Le 15 novembre 2001, les Parisiens recevaient, dans les pages de leur quotidien, sur leur écran télévisé et sur les panneaux d’affichage, un insolite avertissement : " Vous avez 15 jours pour quitter Paris ". Derrière cette injonction sibylline, une campagne de communication pour le moins originale, dont l’idée revient à Jean François-Poncet, président du Conseil Général du Lot-et-Garonne (photo). " Notre département compte près de 1500 chefs d’entreprise âgés de 55 ans. Malheureusement, notre population est trop vieillissante pour que l’on puisse remédier à ce futur problème de succession. A terme, des milliers de petites entreprises sont menacées de disparaître ". Ainsi, seulement une société sur trois est reprise par un habitant du coin. " La seule solution est d’aller chercher des repreneurs ailleurs ", conclut-il.
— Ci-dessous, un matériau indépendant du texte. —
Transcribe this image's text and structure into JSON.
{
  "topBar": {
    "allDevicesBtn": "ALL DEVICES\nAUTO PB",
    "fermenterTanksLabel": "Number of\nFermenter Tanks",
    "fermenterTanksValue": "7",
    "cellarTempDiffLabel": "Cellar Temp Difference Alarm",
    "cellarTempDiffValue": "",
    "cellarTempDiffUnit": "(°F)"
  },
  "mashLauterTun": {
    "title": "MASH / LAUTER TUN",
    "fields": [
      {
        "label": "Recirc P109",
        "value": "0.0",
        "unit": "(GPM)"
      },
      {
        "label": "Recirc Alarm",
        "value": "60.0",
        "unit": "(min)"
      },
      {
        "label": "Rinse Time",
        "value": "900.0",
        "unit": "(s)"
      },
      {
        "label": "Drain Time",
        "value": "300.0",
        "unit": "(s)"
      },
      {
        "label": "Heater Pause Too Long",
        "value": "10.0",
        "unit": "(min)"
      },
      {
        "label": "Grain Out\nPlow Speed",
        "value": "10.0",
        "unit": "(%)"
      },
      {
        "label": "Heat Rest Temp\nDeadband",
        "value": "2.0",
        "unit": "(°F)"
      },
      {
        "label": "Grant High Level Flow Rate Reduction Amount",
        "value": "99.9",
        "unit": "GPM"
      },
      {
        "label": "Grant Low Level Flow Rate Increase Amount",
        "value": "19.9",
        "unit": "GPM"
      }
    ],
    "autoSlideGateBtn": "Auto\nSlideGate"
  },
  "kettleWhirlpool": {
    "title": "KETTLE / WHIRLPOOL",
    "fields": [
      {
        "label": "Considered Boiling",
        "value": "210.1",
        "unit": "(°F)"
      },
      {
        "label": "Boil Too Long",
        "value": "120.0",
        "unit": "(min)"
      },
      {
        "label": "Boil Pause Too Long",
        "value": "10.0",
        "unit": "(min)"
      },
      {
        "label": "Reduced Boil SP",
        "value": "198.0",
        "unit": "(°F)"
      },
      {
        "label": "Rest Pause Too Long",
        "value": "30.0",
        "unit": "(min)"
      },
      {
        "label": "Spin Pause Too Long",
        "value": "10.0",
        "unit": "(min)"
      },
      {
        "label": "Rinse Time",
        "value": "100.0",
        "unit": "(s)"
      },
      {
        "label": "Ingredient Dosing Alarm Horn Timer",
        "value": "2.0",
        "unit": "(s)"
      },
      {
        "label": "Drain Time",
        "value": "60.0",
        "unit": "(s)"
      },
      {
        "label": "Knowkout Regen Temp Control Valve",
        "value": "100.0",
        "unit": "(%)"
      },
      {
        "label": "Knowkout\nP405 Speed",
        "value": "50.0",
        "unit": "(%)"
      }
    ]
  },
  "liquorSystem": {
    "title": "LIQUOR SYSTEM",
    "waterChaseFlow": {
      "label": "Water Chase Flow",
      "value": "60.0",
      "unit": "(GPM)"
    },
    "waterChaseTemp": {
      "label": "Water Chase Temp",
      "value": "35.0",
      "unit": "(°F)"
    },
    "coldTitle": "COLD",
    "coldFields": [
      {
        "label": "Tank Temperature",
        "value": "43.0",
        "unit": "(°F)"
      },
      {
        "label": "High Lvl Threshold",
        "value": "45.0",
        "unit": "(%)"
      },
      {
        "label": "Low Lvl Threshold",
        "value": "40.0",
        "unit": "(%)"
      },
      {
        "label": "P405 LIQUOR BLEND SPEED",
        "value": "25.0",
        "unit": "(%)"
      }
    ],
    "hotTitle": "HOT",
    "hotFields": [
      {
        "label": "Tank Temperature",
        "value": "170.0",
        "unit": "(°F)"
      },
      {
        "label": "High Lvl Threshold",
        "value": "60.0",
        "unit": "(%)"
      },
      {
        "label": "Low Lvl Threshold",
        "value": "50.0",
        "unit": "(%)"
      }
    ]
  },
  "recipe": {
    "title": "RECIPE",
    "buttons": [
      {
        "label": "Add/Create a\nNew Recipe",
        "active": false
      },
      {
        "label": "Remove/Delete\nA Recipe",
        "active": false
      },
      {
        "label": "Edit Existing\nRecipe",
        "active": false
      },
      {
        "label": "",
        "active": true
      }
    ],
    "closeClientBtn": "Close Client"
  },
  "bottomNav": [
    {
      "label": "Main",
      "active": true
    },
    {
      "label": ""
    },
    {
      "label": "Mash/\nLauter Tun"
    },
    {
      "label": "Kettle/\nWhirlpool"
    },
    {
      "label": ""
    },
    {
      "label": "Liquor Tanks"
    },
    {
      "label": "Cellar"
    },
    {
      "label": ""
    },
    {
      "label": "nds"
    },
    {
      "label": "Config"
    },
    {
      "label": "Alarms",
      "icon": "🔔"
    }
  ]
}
Autrement dit, à Paris. Le département y a même carrément pris ses quartiers, pendant les 15 jours de la campagne d’Entreprendre en Lot-et-Garonne, en installant un dispositif d’accueil à la Maison de l’Aquitaine, ouverte début 2003. Le choix de la capitale s’est imposé pour sa forte concentration de cadres, artisans et commerçants. Cette ville est également plus susceptible de fournir des candidats au départ, avec 63 % de ses habitants qui souhaitent habiter la province, le Sud-Ouest en tête (24 %). " Si nous avons une carte à jouer, c’est bien celle de la qualité de vie ", avance Jean François-Poncet, qui mise sur son soleil et ses vertes contrées pour séduire les Parisiens fatigués par la pollution, la grisaille et les transports bondés. Et qui vante une situation privilégiée, à mi-chemin de Toulouse et de Bordeaux.
Sous un ciel radieux
Restait à convaincre les citadins de passer le pas. Elus, entreprises, institutions et administrations s’y emploient depuis la mise en place, le 23 juin 2003, du premier Comité d’Initiative Economique locale de France. Découlant directement de la loi Dutreil, ce CIEL doit faciliter l’ensemble des démarches financières et administratives des créateurs et repreneurs d’entreprises. Notamment via le pilotage de l’opération Entreprendre en Lot-et-Garonne. Articulée autour d’un guichet unique, celle-ci propose, au moins jusqu'à mai 2004, un accompagnement personnalisé de tous les porteurs de projet franciliens. Déjà, un message laissé sur le site internet www.entreprendre-lot-et-garonne.com permet de recevoir une réponse immédiate contenant toutes les informations disponibles sur le département. Mais surtout, il suffit de numéroter le 08-11-00-00-29 pour déclencher automatiquement une mécanique désormais bien rodée.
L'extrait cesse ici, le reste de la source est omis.